私は、だから、今、エネルギーのところのをちょっと言われて困っているというのは、後でも触れますけれども、エネルギーの転換を失敗しているんじゃないかと、再エネとか蓄電池にするのを。今までのように依存をしていて、それは原発もそうだと思うんですけれども。それから、自動車のEV化なんというのも、テスラやBYDですか、フォルクスワーゲン、こういうのにみんな後れを取っている。こういうのを、何で日本はこうなっちゃったのかなと。
それから、自動車なんかも、排ガス規制なんかがあったときには日本は先走ってやったわけですね、排ガス規制の方を。小型化したり、燃費がいい車にして、そして日本がリードしていたのに。だから、そうやって節約したりなんかするような方向に行くと、日本が知恵を出してリードしていたのに、今はリードしていないんですよね。
経産省に入られて、そして経済関係の仕事をされてきて、大臣も最初は経済財政担当大臣、それで経済産業大臣。
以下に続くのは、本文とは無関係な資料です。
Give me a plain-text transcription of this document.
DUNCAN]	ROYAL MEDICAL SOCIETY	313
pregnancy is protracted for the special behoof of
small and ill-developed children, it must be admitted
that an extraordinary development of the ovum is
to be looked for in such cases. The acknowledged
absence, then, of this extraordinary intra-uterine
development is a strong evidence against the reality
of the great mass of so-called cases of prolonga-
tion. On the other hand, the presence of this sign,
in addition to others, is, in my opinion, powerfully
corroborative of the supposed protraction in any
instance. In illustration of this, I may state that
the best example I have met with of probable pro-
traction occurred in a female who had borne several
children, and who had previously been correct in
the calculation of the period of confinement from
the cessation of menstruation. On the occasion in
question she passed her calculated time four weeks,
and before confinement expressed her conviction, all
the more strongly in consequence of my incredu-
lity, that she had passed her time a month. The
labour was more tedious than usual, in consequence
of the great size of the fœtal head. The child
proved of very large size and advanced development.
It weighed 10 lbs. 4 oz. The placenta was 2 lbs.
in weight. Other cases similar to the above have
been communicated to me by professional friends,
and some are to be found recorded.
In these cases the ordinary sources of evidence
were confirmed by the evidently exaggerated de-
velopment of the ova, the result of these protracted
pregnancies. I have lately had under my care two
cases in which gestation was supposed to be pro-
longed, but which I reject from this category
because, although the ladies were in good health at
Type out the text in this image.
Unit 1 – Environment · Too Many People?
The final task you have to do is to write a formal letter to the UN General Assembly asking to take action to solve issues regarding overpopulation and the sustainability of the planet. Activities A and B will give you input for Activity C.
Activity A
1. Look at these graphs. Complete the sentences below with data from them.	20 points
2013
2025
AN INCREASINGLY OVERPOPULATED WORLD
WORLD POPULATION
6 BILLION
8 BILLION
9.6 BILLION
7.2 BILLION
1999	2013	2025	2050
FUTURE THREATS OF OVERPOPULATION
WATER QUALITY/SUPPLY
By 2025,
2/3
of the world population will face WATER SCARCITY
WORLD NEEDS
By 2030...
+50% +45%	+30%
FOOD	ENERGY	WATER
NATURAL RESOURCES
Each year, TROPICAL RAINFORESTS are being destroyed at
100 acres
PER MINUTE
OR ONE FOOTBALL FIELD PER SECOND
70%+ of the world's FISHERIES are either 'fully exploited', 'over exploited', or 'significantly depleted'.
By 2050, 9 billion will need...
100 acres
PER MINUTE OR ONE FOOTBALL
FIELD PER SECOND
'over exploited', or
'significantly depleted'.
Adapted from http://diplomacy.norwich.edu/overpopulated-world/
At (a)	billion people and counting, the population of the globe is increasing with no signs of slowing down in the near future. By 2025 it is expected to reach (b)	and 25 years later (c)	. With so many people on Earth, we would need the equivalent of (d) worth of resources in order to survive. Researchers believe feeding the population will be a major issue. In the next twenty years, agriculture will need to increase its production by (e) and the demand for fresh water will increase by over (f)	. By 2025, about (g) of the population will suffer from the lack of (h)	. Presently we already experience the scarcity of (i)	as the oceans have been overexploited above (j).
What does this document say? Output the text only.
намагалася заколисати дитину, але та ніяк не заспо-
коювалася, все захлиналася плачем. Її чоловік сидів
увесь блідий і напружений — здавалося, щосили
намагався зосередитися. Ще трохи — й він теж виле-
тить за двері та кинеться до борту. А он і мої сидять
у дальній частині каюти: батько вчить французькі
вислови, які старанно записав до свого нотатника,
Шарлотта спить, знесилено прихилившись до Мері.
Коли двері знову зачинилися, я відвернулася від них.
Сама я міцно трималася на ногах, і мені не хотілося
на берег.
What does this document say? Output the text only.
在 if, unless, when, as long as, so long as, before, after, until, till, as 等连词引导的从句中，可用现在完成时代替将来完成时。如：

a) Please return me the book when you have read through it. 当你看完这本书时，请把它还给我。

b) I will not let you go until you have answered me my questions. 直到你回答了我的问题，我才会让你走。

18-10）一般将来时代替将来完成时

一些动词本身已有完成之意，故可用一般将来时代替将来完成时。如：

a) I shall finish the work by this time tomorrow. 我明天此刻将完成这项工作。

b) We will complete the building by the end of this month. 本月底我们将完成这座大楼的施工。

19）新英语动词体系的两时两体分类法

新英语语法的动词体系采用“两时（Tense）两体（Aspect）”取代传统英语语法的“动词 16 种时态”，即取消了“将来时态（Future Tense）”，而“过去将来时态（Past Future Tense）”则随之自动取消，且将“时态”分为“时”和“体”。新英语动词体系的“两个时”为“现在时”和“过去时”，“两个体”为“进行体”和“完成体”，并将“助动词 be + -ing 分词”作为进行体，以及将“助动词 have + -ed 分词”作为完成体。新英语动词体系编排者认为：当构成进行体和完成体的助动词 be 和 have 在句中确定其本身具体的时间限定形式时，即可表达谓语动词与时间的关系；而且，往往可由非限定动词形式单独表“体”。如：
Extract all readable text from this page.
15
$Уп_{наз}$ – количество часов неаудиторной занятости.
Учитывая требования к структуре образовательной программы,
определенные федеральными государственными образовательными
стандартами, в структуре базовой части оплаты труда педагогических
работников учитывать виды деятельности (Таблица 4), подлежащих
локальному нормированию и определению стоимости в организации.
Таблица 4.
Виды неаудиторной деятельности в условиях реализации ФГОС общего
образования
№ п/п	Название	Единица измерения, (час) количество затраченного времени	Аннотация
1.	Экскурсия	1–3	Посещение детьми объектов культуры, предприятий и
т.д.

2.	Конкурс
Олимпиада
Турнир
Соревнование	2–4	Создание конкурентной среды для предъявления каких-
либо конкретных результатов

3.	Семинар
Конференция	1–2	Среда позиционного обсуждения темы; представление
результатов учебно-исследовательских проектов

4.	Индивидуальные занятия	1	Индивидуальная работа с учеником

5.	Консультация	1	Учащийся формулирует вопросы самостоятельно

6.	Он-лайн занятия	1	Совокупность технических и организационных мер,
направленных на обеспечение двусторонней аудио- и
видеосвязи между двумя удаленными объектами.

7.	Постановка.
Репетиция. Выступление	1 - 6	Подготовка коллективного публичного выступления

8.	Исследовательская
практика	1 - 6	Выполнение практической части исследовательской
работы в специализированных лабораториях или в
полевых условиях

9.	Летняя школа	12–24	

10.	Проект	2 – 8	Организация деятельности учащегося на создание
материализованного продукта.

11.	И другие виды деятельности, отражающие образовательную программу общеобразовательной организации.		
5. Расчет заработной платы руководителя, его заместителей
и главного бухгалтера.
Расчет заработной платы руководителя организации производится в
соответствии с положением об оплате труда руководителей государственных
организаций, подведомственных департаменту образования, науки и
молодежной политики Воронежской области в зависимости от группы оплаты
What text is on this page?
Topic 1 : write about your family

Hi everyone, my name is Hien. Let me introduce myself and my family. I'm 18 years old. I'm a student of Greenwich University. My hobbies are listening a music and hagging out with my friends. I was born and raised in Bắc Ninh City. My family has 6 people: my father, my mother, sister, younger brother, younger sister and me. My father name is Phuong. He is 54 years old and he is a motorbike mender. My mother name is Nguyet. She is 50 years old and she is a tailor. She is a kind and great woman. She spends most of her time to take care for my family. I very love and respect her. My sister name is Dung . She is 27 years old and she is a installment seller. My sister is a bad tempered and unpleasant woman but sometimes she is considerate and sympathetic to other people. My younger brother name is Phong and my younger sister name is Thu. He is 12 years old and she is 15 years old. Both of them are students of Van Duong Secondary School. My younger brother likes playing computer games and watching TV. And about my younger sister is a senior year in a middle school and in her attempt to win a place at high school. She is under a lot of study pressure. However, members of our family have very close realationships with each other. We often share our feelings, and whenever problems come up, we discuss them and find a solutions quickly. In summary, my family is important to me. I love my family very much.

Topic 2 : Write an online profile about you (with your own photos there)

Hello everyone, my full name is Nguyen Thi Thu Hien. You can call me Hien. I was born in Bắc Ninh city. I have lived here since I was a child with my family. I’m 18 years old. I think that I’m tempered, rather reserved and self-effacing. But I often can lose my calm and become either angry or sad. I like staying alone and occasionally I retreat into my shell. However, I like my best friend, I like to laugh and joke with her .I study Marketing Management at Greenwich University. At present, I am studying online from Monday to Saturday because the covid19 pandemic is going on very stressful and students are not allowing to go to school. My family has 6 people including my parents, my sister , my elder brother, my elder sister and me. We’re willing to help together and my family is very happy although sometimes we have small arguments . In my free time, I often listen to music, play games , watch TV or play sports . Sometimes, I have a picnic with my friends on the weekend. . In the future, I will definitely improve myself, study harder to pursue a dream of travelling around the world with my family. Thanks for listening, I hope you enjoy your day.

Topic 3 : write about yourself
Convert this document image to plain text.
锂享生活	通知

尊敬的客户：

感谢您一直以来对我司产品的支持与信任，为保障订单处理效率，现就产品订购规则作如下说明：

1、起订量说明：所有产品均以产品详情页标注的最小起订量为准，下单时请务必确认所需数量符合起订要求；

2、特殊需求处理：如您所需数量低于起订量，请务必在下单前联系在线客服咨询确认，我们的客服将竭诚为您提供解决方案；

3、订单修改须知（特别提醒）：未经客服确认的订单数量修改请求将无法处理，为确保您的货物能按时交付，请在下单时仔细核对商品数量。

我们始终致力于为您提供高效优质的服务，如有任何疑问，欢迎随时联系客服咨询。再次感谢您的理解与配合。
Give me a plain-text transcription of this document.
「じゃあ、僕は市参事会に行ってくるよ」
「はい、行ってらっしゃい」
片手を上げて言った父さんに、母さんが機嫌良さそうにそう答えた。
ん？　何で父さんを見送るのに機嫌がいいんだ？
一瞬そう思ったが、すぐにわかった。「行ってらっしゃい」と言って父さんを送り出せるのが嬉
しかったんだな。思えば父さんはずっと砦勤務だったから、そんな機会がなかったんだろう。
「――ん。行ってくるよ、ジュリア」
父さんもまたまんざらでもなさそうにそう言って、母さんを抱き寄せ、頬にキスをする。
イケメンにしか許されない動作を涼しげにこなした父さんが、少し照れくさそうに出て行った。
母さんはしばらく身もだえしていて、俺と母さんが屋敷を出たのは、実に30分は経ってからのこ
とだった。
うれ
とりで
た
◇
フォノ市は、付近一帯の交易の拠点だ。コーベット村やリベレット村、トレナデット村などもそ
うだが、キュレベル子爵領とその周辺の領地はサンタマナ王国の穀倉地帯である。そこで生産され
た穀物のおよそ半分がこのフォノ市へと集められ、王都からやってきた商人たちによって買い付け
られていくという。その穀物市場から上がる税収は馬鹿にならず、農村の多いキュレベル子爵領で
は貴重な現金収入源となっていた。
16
だから、さっき、経済のことは西村さんにというふうになっていくんじゃないかということでお聞きしているんですけれども、こういうのをどうしていったらいいのかなと。
僕は四極通商に行きながら、どうでもいい話ですけれども、私の大学同期の望月晴文が武藤嘉文さんの秘書官で、そうしたら、大臣の秘書官って余り、外国に行っても暇なんですよね。僕はいろいろあったんですけれども。彼は、行っている先で食事したときに、ずっと責められて大変だと言っていました。どうでもいい話ですけれどもね。武藤さんのところは八回海外へ行ったと言うんです。そのうち四回、経産省のを見ていると、経産省は局がみんな違うから担当が違う、よく見ていたら俺とおまえが一番一緒に来ていると言う。何を言っているのかなと思ったら、僕はそういうところへ顔を出すので、全部そういうのを一手に、APECとかサミットとか、みんなそうやってやっていたのでね。彼の方は責められるばかり、輸出し過ぎで責められると。我が方は、その代わりに輸入しろ、輸入しろと、米の輸入問題が問題になりました。
僕、ばかみたいな話だと思いましたけれども、五百億ドルとか何か貿易黒字にして、米を全部輸入したって三十億ドルぐらいにしかならないんです。そんな、農産物を幾ら自由化したってどうしようもないのに、平気でそういう議論をして、そういうふうに言って責め立てられているんです。僕は、ゆがんでいるなと思います。もう最近はそういうことがなくなりましたけれどもね。中国がその五倍も六倍も貿易黒字をため込んでいるから、日本にそういう風当たりはないですよね。
だけれども、貿易関係ですよ、そして輸出産業。それで、この間は史上最高の貿易赤字だと。戦後は貿易赤字だったんですね、ずっと。だけれども、それを逆にしてきたというんだ。
だけれども、このままいったら、原材料の化石燃料、それから主要な農業、畜産業の原材料もみんな外国に頼っている。そうすると、慢性的貿易赤字国になっていっちゃうような気がするんですが、これについての対応とかいうのを経済産業省は考えているのかなというのを、余り考えていないんじゃないかという気がするんですが、この点、いかがでしょう。